Praga's ghost signs /2015-16
This project is about Praga — a district in Warsaw, its history, visual aesthetics, its map transferred into street typography. It's an attempt to tell about the urban space using its visual language directly on the city streets. It's an invitation to play an intellectual game in the streets and at the same time a reflection on the history of these streets and a new start of the discussion about their future.
What is it going to look like? Historical texts about Praga are transferred into street signs and installed in the form of so-called 'ghost signs' along the routes through Praga's streets.
Why Praga? Even though old neglected signs can be found in many places all over Poland, Praga, on one hand, seems to concentrate both them and the overall aesthetics of decline and decay. On the other hand, Praga is developing rapidly and these changes will eventually destroy the way Praga looks now, its old streets, buildings and street signs.
A removed street sign means that the place it used to signify is gone, only a subtle trace remains and soon it will be gone too. I take it as a symbol of disappearing old Praga.
Signs are interesting to me as elements of urban text — and I intend to add to that text a couple more sentences, using the same visual code that street signs use.

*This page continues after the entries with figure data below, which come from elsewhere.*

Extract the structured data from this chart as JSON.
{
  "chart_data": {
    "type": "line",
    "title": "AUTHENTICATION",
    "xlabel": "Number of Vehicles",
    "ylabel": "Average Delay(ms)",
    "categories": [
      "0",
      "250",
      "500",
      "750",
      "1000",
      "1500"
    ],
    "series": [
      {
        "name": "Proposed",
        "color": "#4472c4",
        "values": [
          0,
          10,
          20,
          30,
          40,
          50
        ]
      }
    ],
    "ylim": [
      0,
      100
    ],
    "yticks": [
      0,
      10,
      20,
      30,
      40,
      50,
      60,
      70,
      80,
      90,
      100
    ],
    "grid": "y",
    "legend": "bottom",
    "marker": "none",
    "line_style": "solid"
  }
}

The moment I care about the most is when an occasional passerby suddenly notices that old street signs start to form a continuous text — the text about these very streets and houses the way they were 20, 50, 100 years ago.

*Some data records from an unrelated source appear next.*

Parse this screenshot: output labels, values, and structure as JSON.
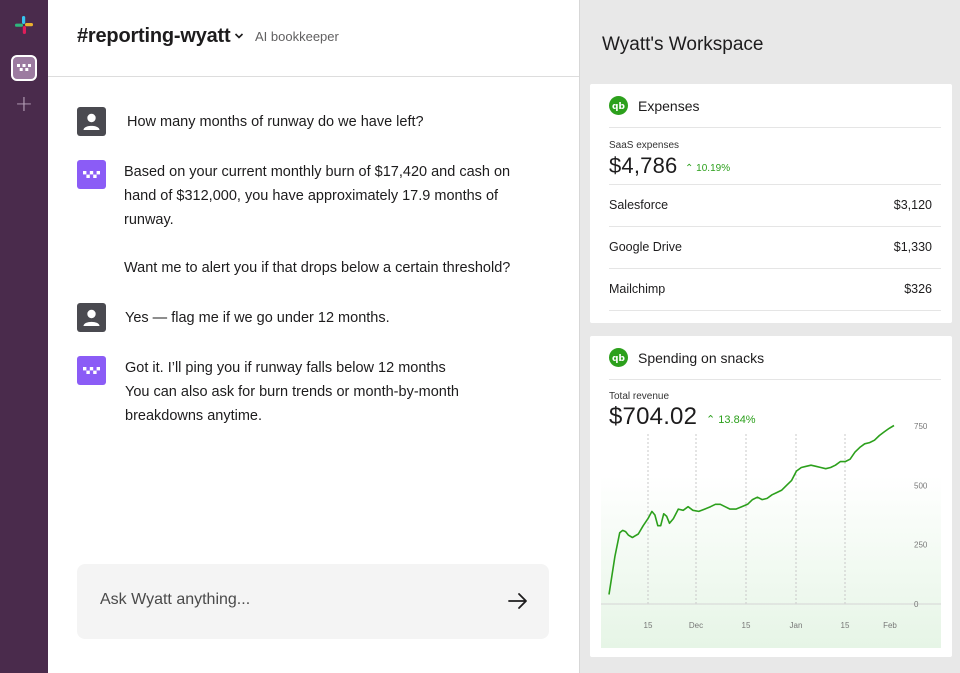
{
  "channel": {
    "name": "#reporting-wyatt",
    "subtitle": "AI bookkeeper"
  },
  "messages": [
    {
      "sender": "user",
      "lines": [
        "How many months of runway do we have left?"
      ]
    },
    {
      "sender": "bot",
      "lines": [
        "Based on your current monthly burn of $17,420 and cash on",
        "hand of $312,000, you have approximately 17.9 months of",
        "runway.",
        "",
        "Want me to alert you if that drops below a certain threshold?"
      ]
    },
    {
      "sender": "user",
      "lines": [
        "Yes — flag me if we go under 12 months."
      ]
    },
    {
      "sender": "bot",
      "lines": [
        "Got it. I’ll ping you if runway falls below 12 months",
        "You can also ask for burn trends or month-by-month",
        "breakdowns anytime."
      ]
    }
  ],
  "composer": {
    "placeholder": "Ask Wyatt anything..."
  },
  "workspace": {
    "title": "Wyatt's Workspace",
    "expenses": {
      "title": "Expenses",
      "metric_label": "SaaS expenses",
      "metric_value": "$4,786",
      "metric_change": "10.19%",
      "rows": [
        {
          "label": "Salesforce",
          "value": "$3,120"
        },
        {
          "label": "Google Drive",
          "value": "$1,330"
        },
        {
          "label": "Mailchimp",
          "value": "$326"
        }
      ]
    },
    "snacks": {
      "title": "Spending on snacks",
      "metric_label": "Total revenue",
      "metric_value": "$704.02",
      "metric_change": "13.84%"
    }
  },
  "colors": {
    "rail": "#4a2b4c",
    "accent_green": "#2ca01c",
    "bot_avatar": "#8b5cf6"
  },
  "icons": {
    "rail_logo": "slack-logo-icon",
    "workspace": "wyatt-workspace-icon",
    "add": "plus-icon",
    "send": "arrow-right-icon",
    "quickbooks": "quickbooks-icon"
  },
  "chart_data": {
    "type": "line",
    "x_ticks": [
      "15",
      "Dec",
      "15",
      "Jan",
      "15",
      "Feb"
    ],
    "y_ticks": [
      "750",
      "500",
      "250",
      "0"
    ],
    "ylim": [
      0,
      750
    ],
    "series": [
      {
        "x": [
          0,
          0.3,
          0.55,
          0.7,
          0.85,
          1.0,
          1.2,
          1.5,
          1.75,
          2.0,
          2.2,
          2.35,
          2.5,
          2.65,
          2.8,
          2.95,
          3.1,
          3.3,
          3.55,
          3.8,
          4.05,
          4.3,
          4.6,
          4.9,
          5.2,
          5.45,
          5.7,
          5.95,
          6.2,
          6.5,
          6.8,
          7.1,
          7.35,
          7.6,
          7.85,
          8.1,
          8.35,
          8.6,
          8.85,
          9.1,
          9.35,
          9.6,
          9.85,
          10.1,
          10.35,
          10.6,
          10.85,
          11.1,
          11.35,
          11.6,
          11.85,
          12.1,
          12.35,
          12.6,
          12.85,
          13.1,
          13.35,
          13.6,
          13.85,
          14.1,
          14.35,
          14.6
        ],
        "y": [
          40,
          200,
          300,
          310,
          305,
          290,
          280,
          295,
          330,
          360,
          390,
          375,
          330,
          330,
          380,
          370,
          340,
          360,
          400,
          395,
          410,
          395,
          390,
          400,
          410,
          420,
          420,
          410,
          400,
          400,
          410,
          420,
          440,
          450,
          440,
          445,
          460,
          470,
          480,
          500,
          520,
          560,
          575,
          580,
          585,
          580,
          575,
          570,
          575,
          585,
          600,
          600,
          610,
          640,
          660,
          675,
          680,
          690,
          710,
          725,
          740,
          752
        ]
      }
    ]
  }
}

The project's installation was cancelled by the collaborating institution in autumn 2016 for 'being non-profitable'.
I'd like to thank Rene Wawrzkiewicz and Ewa Klekot for guidance during the making of this project.
One of the visualisations made for the project is presented below. It features a phrase "Zbyt mało interesujemy się Pragą, a szkoda" ("We care little about Praga and it's a pity" from Polish) from an article called "Odkrywamy Pragę!" in the "Kurier Warszawski" magazine from the August, 4th 1939.
Another visualisation made for the project. It cites Oskar Flatt's guide on Wisla banks from 1854: "Praga biedna żyje tylko pożyczaniem od stolicy, przedmieściańskim życiem. Jej świetne godziny już przeszły." ("Poor Praga lives only on borrowing from the capital city, leads a suburban life. Its glorious times had already passed.").